Drivers have been urged to divert via the Kincardine Bridge, leave “significant” extra time for journeys or take the train instead. ScotRail is adding carriages to 28 weekend services.
The biggest traffic jams are expected to be caused by a six-week project to create a bus lane and resurface the M90 north of the bridge.
A four-mile contraflow will operate between junction one (Admiralty) and three (Halbeath) from Easter Monday, 9 April.
Two lanes will remain open in each direction, but peak-hour delays of 30 minutes are predicted.
However, the Scottish Government’s Transport Scotland agency warned that the hold-ups could top two hours over four weekends from Friday, 20 April, when the southbound carriageway is restricted to one lane.
Some slip roads will also be shut, starting with a two-week closure of the southbound access to the M90 from the A985 at the Admiralty junction in Rosyth from Monday, 2 April.
Late-night drivers also face six months of disruption from rock-blasting at St Margaret’s Hope on the north shore of the Forth.
The Forth Road Bridge and surrounding roads will be closed fortnightly for about 30 minutes from 10pm, starting on Good Friday, 6 April.
The roadworks coincide with emergency repairs to bolts on the main cable of the Forth Road Bridge, which involves four weekends of contraflows from 3am to noon, starting this Saturday.
This will be repeated on 31 March-1 April, and on two further weekends sometime after Easter.
Forth Road Bridge officials said the extra contraflows were because work planned for last weekend had been postponed by strong winds, and more of the bolts that help hold up the bridge deck had been found to need replacing.
A spokesman warned that unprecedented weekday contraflows, causing “extremely significant” disruption, might be required if bad weather again hampered work this weekend.

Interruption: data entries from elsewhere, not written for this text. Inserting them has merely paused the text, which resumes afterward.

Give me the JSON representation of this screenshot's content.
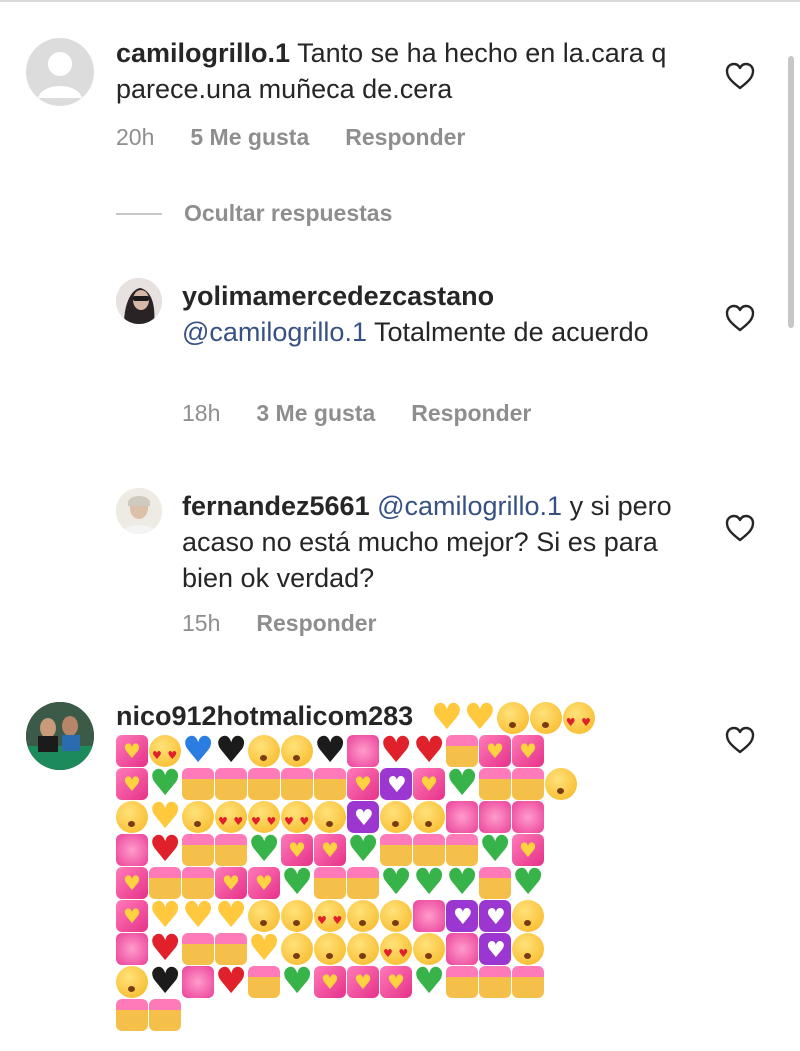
{
  "comments": [
    {
      "username": "camilogrillo.1",
      "text": " Tanto se ha hecho en la.cara q parece.una muñeca de.cera",
      "time": "20h",
      "likes": "5 Me gusta",
      "reply": "Responder"
    },
    {
      "username": "yolimamercedezcastano",
      "mention": "@camilogrillo.1",
      "text": " Totalmente de acuerdo",
      "time": "18h",
      "likes": "3 Me gusta",
      "reply": "Responder"
    },
    {
      "username": "fernandez5661",
      "mention": " @camilogrillo.1",
      "text": " y si pero acaso no está mucho mejor? Si es para bien ok verdad?",
      "time": "15h",
      "reply": "Responder"
    },
    {
      "username": "nico912hotmalicom283"
    }
  ],
  "hide_replies": "Ocultar respuestas",
  "icons": {
    "like": "heart-outline-icon"
  },
  "emoji_rows": [
    [
      "yellow-heart",
      "yellow-heart",
      "face",
      "face",
      "face-heart"
    ],
    [
      "gift",
      "face-heart",
      "heart-blue",
      "heart-black",
      "face",
      "face",
      "heart-black",
      "sparkle",
      "heart-red",
      "heart-red",
      "hands",
      "gift",
      "gift"
    ],
    [
      "gift",
      "heart-green",
      "hands",
      "hands",
      "hands",
      "hands",
      "hands",
      "gift",
      "box",
      "gift",
      "heart-green",
      "hands",
      "hands",
      "face"
    ],
    [
      "face",
      "yellow-heart",
      "face",
      "face-heart",
      "face-heart",
      "face-heart",
      "face",
      "box",
      "face",
      "face",
      "sparkle",
      "sparkle",
      "sparkle"
    ],
    [
      "sparkle",
      "heart-red",
      "hands",
      "hands",
      "heart-green",
      "gift",
      "gift",
      "heart-green",
      "hands",
      "hands",
      "hands",
      "heart-green",
      "gift"
    ],
    [
      "gift",
      "hands",
      "hands",
      "gift",
      "gift",
      "heart-green",
      "hands",
      "hands",
      "heart-green",
      "heart-green",
      "heart-green",
      "hands",
      "heart-green"
    ],
    [
      "gift",
      "yellow-heart",
      "yellow-heart",
      "yellow-heart",
      "face",
      "face",
      "face-heart",
      "face",
      "face",
      "sparkle",
      "box",
      "box",
      "face"
    ],
    [
      "sparkle",
      "heart-red",
      "hands",
      "hands",
      "yellow-heart",
      "face",
      "face",
      "face",
      "face-heart",
      "face",
      "sparkle",
      "box",
      "face"
    ],
    [
      "face",
      "heart-black",
      "sparkle",
      "heart-red",
      "hands",
      "heart-green",
      "gift",
      "gift",
      "gift",
      "heart-green",
      "hands",
      "hands",
      "hands"
    ],
    [
      "hands",
      "hands"
    ]
  ]
}
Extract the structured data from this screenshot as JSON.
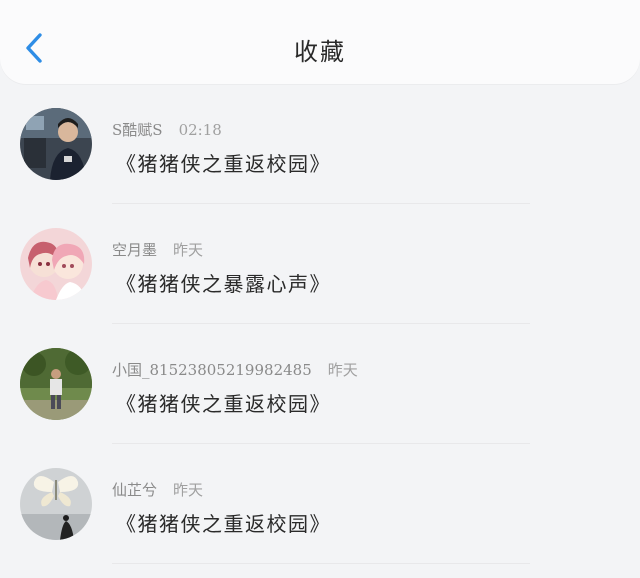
{
  "header": {
    "title": "收藏",
    "back_icon": "chevron-left-icon",
    "accent_color": "#2e8de6"
  },
  "items": [
    {
      "name": "S酷赋S",
      "time": "02:18",
      "message": "《猪猪侠之重返校园》",
      "avatar": "avatar-person-photo"
    },
    {
      "name": "空月墨",
      "time": "昨天",
      "message": "《猪猪侠之暴露心声》",
      "avatar": "avatar-anime-girls"
    },
    {
      "name": "小国_81523805219982485",
      "time": "昨天",
      "message": "《猪猪侠之重返校园》",
      "avatar": "avatar-outdoor-photo"
    },
    {
      "name": "仙芷兮",
      "time": "昨天",
      "message": "《猪猪侠之重返校园》",
      "avatar": "avatar-butterfly-art"
    }
  ]
}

Transport Scotland roads and infrastructure manager Steven Brown said of the M90 work: “This traffic management is essential to allow the safe and effective delivery of these specialised surfacing works, which are absolutely necessary to ensure the Forth Replacement Crossing project remains on schedule and within budget.

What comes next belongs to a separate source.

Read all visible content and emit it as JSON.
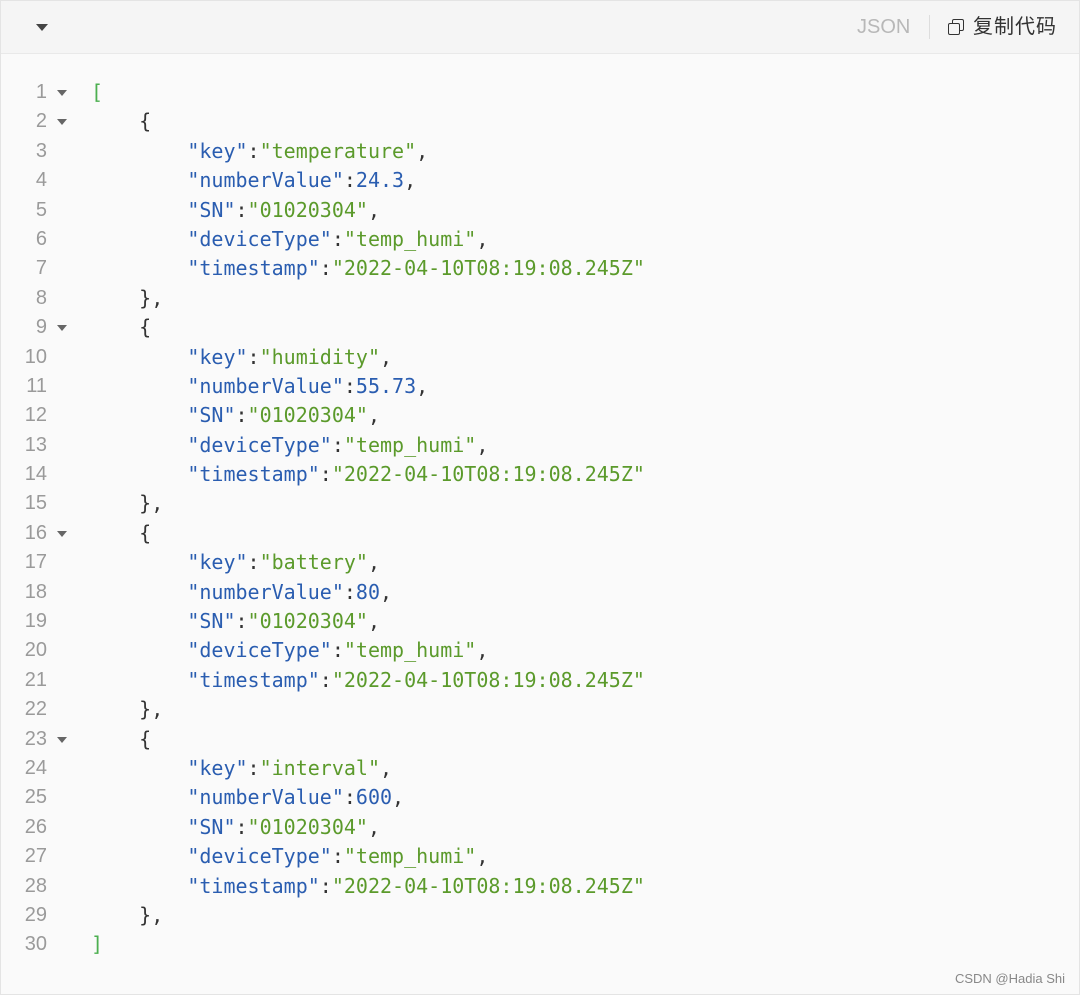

“In the planning of these works we have endeavoured to reduce the inconvenience and disruption to the travelling public, but significant delays unfortunately be unavoidable.
“Our message is simple – avoid using this route if at all possible over these weekends in April and May.”
Neil Greig, of the Institute of Advanced Motorists, said Transport Scotland must ensure its traffic information was accurate.
He said: “This looks like an unwelcome return to the long hold ups and lengthy diversions caused by the major resurfacing work on the Forth Bridge a few years ago.
“Once again weekend travellers will bear the brunt, unless they plan their journeys carefully. For them to do that, Traffic Scotland must ensure that information on websites, local radio and on electronic signs is 100 per cent reliable and accurate.”